Thursday, August 3, 2023

Klondike (2022) opens Friday


A couple living near the Russian border of the Dontesk region of Ukraine are drawn into the Donbas War between Ukraine and Russia when a plane is shot down and soldiers crisscross their property.

An impassioned scream about the horrors of war KLONDIKE is a viscerally powerful anti-war film that is loaded with meaning. There is so much going on here that director Maryna Er Gorbach wants us to take in, from the allegory or a home with a wall blown into it, main characters with families with loyalties on opposing sides to the power of women to over come the pain that we can't help but feel she's stacked the deck. Nothing we on screen is without meaning with the result we kind of disconnect. Gorbach is trying way to hard and has stacked the deck  to get her point across.
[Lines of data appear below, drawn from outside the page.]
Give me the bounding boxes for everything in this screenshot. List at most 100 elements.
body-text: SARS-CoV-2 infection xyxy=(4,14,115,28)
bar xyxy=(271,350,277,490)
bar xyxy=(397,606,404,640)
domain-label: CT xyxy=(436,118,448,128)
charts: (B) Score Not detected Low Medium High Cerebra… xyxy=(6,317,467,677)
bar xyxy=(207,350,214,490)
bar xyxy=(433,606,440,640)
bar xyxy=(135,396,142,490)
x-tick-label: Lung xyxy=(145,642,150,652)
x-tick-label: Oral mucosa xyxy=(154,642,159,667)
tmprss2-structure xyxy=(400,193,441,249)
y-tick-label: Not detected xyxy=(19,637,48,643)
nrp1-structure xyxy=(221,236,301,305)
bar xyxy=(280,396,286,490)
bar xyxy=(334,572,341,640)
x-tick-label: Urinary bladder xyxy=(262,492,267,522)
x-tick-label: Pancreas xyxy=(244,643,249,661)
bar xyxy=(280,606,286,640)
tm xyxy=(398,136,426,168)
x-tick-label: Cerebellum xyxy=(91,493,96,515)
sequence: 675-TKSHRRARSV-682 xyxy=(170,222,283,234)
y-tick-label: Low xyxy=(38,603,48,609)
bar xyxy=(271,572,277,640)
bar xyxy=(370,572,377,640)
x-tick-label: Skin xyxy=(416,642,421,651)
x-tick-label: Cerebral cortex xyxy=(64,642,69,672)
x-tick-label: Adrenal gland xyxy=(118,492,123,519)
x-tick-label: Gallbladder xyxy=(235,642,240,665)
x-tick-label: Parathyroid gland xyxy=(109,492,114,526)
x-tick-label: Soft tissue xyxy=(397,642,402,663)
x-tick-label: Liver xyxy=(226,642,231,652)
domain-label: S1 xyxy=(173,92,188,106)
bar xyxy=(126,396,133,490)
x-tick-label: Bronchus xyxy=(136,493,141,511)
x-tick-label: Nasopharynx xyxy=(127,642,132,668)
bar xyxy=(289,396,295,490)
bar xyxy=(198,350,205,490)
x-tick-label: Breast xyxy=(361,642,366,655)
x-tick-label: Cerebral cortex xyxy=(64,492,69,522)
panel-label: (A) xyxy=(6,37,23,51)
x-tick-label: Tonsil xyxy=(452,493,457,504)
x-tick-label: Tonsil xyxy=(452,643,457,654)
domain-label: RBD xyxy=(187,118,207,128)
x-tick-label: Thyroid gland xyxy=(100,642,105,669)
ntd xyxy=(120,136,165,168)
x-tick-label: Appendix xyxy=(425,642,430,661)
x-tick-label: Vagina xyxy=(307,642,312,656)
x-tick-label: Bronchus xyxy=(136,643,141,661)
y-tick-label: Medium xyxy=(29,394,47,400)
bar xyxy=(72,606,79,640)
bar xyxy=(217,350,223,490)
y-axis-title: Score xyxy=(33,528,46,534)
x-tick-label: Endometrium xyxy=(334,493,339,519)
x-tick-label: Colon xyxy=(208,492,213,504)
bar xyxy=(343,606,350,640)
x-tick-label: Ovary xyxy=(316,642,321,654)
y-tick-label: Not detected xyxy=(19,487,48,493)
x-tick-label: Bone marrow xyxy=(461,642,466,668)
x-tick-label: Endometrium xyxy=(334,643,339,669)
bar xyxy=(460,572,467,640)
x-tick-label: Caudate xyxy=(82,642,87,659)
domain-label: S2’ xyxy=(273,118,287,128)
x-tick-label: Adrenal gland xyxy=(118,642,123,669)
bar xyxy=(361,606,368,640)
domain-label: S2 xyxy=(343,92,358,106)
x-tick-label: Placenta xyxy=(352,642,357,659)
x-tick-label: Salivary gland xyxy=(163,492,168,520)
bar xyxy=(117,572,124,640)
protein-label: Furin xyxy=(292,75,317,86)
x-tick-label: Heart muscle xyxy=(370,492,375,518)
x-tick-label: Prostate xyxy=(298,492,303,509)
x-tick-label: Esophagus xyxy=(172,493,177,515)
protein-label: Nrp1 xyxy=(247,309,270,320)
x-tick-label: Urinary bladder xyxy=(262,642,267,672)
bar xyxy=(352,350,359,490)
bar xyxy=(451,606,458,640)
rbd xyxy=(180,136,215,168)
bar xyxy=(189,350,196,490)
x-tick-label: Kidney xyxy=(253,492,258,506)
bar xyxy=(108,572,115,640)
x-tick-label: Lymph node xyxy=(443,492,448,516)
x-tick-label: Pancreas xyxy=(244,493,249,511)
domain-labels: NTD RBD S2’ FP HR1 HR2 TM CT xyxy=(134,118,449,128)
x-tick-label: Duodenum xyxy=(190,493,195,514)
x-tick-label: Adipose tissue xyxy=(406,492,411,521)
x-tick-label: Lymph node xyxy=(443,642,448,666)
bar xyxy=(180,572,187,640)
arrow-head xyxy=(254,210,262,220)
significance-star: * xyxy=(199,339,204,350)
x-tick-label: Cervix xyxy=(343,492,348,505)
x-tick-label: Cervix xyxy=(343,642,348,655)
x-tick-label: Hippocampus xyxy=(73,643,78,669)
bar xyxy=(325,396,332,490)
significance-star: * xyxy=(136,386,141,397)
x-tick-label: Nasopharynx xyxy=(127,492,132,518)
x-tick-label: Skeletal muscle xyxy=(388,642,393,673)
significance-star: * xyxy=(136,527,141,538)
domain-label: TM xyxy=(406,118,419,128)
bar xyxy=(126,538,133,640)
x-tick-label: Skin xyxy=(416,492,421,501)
And the thing is she didn't need to be so painfully obvious. The small moments, and even some of the bigger ones would have had more impact without things like a plane crash or the woman falling from the sky still strapped to her seat. We didn't need to be on the ront line for every damn event. The turns,  like the ones in the final moments, made me sit up and go "oh shit" despite Gorbach is need to put a ribbon on it. This would have been a more moving film if the scale had been kept smaller.

This isn't to say that KLONDIKE is bad, it isn't. Rather its a emotional small human story thats been inflated into a giant allegory or polemic about the evils of war that never connects to us intellectually.